Over the course of my career, I have sat in many hours of training on boundaries, and even delivered training on the subject.

Working frontline with vulnerable people, much of the training I attended included information around appropriate places to meet clients, ensuring no accidental touching occurred (knees under the table for example) and maintaining ‘professional friendliness’ at all times. All good stuff.

In my role now I support lots of employees who work frontline with vulnerable people and the issue of boundaries comes up quite a lot. Often the conversation goes like this:

Me: How are you?

Them: Pretty stressed, actually. Work is so busy, and I feel like I am not getting any downtime.

Me: Do you feel like the boundaries you are putting in around you are working for you?

Them: Oh yeah, I have always had really good boundaries, I don’t have an issue with that.

Me: What do your boundaries look like, day to day?

Them: I always make sure I am clear with clients about what I can and can’t do, I meet them in suitable places and I have very clear boundaries about how we work together.

Me: Great! Are you switching your work phone off when the working day is done?

Them: Ermmm, yeah mostly. I do have my work emails on my personal phone though, just so I can stay in the loop about anything that might happen after 5pm.

Me: Okay. But your work phone is off?

Them: Most of the time. But now I have two clients that are in really terrible situations and they have nobody else supporting them, so I don’t mind taking calls from them after 5pm or sometimes on weekends.

It is not my job to tell people when they should or should not working – they have organisational policies and line managers for that. My job is to 1) create a person-centred space for them to feel supported and 2) help them to reframe thinking or behaviours for them to become unstuck from things that are negative in their lives.

And, I am not against people working flexibly to suit the way they live their lives. 

But it is imperative that, alongside the flexibility there is also an understanding of boundaries and a willingness to implement them.

Four things to know about boundaries:

  1. Some boundaries are easy to implement. Of course, I am not going to have my knee touching my client’s knee – why would I??
  2. It is not the easy boundaries that are the most important for our mental health.
  3. We consistently relax the harder boundaries because they are hard to implement.
  4. It is easier for us to make excuses as to why we need to relax our boundaries than it is for us to hold them.

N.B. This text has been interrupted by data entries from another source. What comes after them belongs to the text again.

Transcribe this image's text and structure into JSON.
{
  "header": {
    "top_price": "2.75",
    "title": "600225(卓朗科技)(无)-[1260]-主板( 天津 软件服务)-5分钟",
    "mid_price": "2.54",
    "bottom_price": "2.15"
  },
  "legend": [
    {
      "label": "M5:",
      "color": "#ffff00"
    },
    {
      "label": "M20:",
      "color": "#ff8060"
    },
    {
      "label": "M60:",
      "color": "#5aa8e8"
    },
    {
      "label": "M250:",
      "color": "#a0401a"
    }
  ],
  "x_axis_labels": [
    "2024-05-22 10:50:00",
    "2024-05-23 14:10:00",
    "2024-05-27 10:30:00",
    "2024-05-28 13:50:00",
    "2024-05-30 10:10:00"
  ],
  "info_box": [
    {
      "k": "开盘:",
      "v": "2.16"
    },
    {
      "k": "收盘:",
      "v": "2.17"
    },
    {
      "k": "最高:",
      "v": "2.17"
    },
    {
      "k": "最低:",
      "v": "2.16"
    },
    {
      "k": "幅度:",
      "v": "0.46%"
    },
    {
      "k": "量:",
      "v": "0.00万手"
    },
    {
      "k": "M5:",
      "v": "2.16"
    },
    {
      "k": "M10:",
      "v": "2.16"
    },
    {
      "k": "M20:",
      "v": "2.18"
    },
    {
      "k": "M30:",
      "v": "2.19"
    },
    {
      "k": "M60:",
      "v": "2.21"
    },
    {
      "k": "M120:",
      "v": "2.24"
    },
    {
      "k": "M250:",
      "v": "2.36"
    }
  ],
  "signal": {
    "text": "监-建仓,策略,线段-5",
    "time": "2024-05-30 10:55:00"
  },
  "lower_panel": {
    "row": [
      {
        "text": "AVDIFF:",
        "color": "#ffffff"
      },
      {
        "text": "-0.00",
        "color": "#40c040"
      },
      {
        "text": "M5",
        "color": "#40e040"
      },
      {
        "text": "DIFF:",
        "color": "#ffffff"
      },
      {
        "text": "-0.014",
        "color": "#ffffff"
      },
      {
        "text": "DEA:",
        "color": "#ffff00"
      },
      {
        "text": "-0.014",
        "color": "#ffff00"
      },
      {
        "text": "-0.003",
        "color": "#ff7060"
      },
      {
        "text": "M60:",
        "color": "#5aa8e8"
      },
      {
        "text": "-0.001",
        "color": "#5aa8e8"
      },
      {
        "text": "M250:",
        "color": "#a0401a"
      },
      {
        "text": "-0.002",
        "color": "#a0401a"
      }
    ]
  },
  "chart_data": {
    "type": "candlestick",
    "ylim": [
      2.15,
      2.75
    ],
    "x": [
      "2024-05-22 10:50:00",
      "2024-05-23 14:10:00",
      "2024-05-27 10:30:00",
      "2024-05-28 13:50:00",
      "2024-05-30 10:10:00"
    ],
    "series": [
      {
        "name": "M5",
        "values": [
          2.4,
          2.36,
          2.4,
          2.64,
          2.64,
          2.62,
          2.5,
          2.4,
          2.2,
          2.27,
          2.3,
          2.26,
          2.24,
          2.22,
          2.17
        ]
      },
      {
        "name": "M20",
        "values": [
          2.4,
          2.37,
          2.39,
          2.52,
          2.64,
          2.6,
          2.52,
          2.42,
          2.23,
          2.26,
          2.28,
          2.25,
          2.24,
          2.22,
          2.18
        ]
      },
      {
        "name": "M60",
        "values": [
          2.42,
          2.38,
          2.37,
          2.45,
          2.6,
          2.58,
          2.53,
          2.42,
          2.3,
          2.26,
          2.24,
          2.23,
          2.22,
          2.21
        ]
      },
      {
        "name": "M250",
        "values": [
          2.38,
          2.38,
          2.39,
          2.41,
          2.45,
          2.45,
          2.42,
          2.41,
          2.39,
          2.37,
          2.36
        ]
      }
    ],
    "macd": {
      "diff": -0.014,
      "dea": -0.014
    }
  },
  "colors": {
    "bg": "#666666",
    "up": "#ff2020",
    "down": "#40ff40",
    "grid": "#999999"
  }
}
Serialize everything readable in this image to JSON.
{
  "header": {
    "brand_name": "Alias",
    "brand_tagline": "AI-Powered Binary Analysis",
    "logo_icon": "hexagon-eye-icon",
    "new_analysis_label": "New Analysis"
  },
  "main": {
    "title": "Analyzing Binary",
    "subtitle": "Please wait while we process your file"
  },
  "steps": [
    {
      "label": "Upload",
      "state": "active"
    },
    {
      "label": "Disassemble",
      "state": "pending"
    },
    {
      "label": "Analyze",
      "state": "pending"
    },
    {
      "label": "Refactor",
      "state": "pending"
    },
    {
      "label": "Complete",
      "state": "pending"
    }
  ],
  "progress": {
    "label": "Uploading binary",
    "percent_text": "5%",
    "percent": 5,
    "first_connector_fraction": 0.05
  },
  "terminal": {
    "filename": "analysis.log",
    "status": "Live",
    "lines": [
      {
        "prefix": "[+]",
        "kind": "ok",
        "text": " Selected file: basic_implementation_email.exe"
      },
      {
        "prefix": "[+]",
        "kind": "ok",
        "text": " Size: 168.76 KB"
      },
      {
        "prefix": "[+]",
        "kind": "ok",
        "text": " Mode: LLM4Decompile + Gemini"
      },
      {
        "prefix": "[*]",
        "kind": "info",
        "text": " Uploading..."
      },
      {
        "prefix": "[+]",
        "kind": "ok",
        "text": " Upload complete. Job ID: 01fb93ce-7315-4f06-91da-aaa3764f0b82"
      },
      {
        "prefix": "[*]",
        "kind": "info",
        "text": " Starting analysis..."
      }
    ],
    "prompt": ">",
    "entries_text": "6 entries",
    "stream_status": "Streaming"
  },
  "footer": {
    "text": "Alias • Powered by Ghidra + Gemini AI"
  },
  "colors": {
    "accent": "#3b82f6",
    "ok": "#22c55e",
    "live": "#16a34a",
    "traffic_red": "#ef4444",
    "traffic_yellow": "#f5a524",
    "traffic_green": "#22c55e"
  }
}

Boundaries are not just about physical space or location, they are about saying no, putting yourself first, holding your red lines and potentially risking making someone else feel uncomfortable or upset.

The reason boundaries training even exists is NOT for the easy ones. It is for times we feel we should take that call, we must say yes to that extra bit of work, we ought to agree to meeting that person on our day off – all the things we find it much harder to say no to.

So why should we have boundaries? Why can’t we work the way we think we should work?

Well, we can. There is no prescriptive way of working within boundaries that is going to work for everyone. And you will certainly never catch me telling someone to turn everything off at 5pm and never ever go above and beyond for someone in need. But what you will catch me doing is asking three important questions:

  1. Is it working for you right now? 
  2. Are you prepared to accept the consequences of working this way? Including stress, fatigue, overwhelm, getting in trouble with your line manager?
  3. What are the consequences of inaction for you? What happens if everything stays the same and you carry on working this way?

It is not up to me to tell them to stop, but it is important that they implement boundaries that are going to support them and work for, and not against them.

So how do we know when we are not holding a healthy boundary? It is when we feel we cannot say no. When we are asked to do something, and we feel we have to say yes. When we find that we are routinely prioritising work over our own time, wellbeing, or activities. When we hesitate to switch our phones off and feel bad when we do. 

When we find ourselves working on Christmas Eve when we promised our family it would be a day of fun, love, and Christmas magic. Which is what I am remembering I promised as I sit here, on Christmas Eve morning, working away.

It is a learning journey for all of us and we will each find some boundaries more difficult to hold than others. But for our mental health and wellbeing, as well as our ability to remain effective in what we do, it is imperative we find a way to do so.

My laptop is being shut down now and I am off to find some Christmas magic with my family.